Обломов никак не ожидал этого и потерялся.
– Это злое предательство! – сказал он вполголоса.
– Нет, разве маленькое мщение, и то, ей-богу, неумышленное, за то,
что у вас не нашлось даже комплимента для меня.
– Может быть, найду, когда услышу.
– А вы хотите, чтоб я спела? – спросила она.
– Нет, это он хочет, – отвечал Обломов, указывая на Штольца.
– А вы?
Обломов покачал отрицательно головой.
– Я не могу хотеть, чего не знаю.
– Ты грубиян, Илья! – заметил Штольц. – Вот что значит залежаться
дома и надевать чулки…
– Помилуй, Андрей, – живо перебил Обломов, не давая ему
договорить, – мне ничего не стоит сказать: «Ах! я очень рад буду, счастлив,
вы, конечно, отлично поете… – продолжал он, обратясь к Ольге, – это мне
доставит…» и т. д. Да разве это нужно?
– Но вы могли пожелать, по крайней мере, чтоб я спела… хоть из
любопытства.
– Не смею, – отвечал Обломов, – вы не актриса…
– Ну, я вам спою, – сказала она Штольцу.
– Илья, готовь комплимент.
Между тем наступил вечер. Засветили лампу, которая, как луна,
сквозила в трельяже с плющом. Сумрак скрыл очертания лица и фигуры
Ольги и набросил на нее как будто флёровое покрывало; лицо было в тени:
слышался только мягкий, но сильный голос, с нервной дрожью чувства.
Она пела много арий и романсов, по указанию Штольца; в одних
выражалось страдание с неясным предчувствием счастья, в других радость,
но в звуках этих таился уже зародыш грусти.
От слов, от звуков, от этого чистого, сильного девического голоса
билось сердце, дрожали нервы, глаза искрились и заплывали слезами. В
один и тот же момент хотелось умереть, не пробуждаться от звуков, и
сейчас же опять сердце жаждало жизни…
Обломов вспыхивал, изнемогал, с трудом сдерживал слезы, и еще
труднее было душить ему радостный, готовый вырваться из души крик.
Давно не чувствовал он такой бодрости, такой силы, которая, казалось, вся
поднялась со дна души, готовая на подвиг.
Он в эту минуту уехал бы даже за границу, если б ему оставалось
только сесть и поехать.
В заключение она запела Casta diva: все восторги, молнией несущиеся
мысли в голове, трепет, как иглы, пробегающий по телу, – все это
уничтожило Обломова: он изнемог.
– Довольны вы мной сегодня? – вдруг спросила Ольга Штольца,
перестав петь.
– Спросите Обломова, что он скажет? – сказал Штольц.
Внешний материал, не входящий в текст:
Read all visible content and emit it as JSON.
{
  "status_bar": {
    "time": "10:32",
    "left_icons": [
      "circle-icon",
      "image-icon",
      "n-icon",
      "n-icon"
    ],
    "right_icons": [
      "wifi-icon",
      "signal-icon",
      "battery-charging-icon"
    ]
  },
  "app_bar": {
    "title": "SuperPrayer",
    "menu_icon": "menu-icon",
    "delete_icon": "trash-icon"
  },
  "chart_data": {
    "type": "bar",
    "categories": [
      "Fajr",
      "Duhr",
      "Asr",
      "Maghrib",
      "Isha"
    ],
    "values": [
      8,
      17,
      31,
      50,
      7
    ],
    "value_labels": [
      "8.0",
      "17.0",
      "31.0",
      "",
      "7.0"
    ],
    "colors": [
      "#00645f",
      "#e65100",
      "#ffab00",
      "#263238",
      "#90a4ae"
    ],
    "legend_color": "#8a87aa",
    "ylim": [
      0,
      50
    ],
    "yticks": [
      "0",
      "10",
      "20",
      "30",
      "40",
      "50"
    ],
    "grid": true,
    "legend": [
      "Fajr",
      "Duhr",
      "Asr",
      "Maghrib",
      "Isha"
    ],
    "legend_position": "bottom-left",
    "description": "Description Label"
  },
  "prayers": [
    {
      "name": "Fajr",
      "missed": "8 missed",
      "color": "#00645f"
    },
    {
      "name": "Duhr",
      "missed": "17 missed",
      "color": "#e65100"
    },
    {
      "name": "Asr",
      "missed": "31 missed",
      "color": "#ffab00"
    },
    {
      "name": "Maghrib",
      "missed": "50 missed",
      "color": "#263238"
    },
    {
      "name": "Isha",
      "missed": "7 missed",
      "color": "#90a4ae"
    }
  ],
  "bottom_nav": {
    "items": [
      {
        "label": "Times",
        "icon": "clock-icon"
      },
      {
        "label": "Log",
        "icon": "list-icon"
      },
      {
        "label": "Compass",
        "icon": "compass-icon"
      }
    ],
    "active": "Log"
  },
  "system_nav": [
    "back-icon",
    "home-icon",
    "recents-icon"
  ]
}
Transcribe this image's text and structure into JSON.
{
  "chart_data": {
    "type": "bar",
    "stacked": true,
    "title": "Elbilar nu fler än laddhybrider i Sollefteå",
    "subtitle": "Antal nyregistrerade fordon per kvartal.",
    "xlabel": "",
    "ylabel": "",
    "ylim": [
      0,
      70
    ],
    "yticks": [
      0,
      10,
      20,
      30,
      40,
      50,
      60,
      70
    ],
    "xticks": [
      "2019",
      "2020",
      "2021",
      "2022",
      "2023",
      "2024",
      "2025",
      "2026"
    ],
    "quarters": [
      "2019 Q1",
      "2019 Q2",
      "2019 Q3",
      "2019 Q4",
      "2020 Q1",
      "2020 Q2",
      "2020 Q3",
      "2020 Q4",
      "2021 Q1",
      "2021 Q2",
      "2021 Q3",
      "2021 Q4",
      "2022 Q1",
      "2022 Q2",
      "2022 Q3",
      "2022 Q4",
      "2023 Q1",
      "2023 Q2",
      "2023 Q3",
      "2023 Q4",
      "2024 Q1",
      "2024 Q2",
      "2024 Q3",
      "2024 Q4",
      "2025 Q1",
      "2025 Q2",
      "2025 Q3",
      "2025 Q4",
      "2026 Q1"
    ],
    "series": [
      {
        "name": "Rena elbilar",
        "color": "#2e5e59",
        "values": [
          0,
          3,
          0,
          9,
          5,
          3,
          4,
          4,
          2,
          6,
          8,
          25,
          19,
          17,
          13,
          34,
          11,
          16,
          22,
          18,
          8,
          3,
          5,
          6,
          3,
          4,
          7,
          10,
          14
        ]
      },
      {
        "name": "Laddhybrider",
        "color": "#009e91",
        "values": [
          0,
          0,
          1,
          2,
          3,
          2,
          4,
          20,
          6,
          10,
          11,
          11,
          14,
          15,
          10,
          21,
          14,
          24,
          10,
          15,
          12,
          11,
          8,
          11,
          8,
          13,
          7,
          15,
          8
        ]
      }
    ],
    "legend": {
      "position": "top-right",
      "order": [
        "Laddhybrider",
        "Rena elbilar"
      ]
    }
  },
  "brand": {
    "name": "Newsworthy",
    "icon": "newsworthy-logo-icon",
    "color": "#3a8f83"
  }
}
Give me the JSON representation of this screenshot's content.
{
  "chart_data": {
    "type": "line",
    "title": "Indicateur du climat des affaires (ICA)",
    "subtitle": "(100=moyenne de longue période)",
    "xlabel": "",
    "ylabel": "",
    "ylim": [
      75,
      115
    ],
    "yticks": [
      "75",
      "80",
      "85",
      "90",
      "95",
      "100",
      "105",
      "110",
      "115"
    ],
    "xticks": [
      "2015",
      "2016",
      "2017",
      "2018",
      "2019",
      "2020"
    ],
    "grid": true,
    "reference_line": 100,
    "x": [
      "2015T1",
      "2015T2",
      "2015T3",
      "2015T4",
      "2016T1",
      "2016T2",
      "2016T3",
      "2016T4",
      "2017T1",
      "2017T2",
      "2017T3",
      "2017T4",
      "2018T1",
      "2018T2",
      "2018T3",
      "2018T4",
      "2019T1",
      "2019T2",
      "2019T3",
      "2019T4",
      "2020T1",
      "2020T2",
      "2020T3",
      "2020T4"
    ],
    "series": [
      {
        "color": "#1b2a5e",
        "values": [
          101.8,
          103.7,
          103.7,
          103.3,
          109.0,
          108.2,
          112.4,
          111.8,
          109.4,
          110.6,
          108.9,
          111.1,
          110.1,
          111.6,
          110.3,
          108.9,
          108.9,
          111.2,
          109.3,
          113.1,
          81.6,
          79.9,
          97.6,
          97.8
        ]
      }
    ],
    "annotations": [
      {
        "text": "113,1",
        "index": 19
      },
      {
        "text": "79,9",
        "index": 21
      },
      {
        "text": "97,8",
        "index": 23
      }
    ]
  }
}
– Ах! – вырвалось у Обломова.
Он вдруг схватил было Ольгу за руку и тотчас же оставил и сильно
смутился.
– Извините… – пробормотал он.
– Слышите? – сказал ей Штольц. – Скажи по совести, Илья: как давно
с тобой не случалось этого?
– Это могло случиться сегодня утром, если мимо окон проходила
сиплая шарманка… – вмешалась Ольга с добротой, так мягко, что вынула
жало из сарказма.
Он с упреком взглянул на нее.
– У него окна по сю пору не выставлены: не слыхать, что делается
наруже, – прибавил Штольц.
Обломов с упреком взглянул на Штольца.
Штольц взял руку Ольги…
– Не знаю, чему приписать, что вы сегодня пели, как никогда не пели,
Ольга Сергеевна, по крайней мере, я давно не слыхал. Вот мой
комплимент! – сказал он, целуя каждый палец у нее.
Штольц уехал. Обломов тоже собрался, но Штольц и Ольга удержали
его.
– У меня дело есть, – заметил Штольц, – а ты ведь пойдешь лежать…
еще рано…
– Андрей! Андрей! – с мольбой в голосе проговорил Обломов. – Нет, я
не могу остаться сегодня, я уеду! – прибавил он и уехал.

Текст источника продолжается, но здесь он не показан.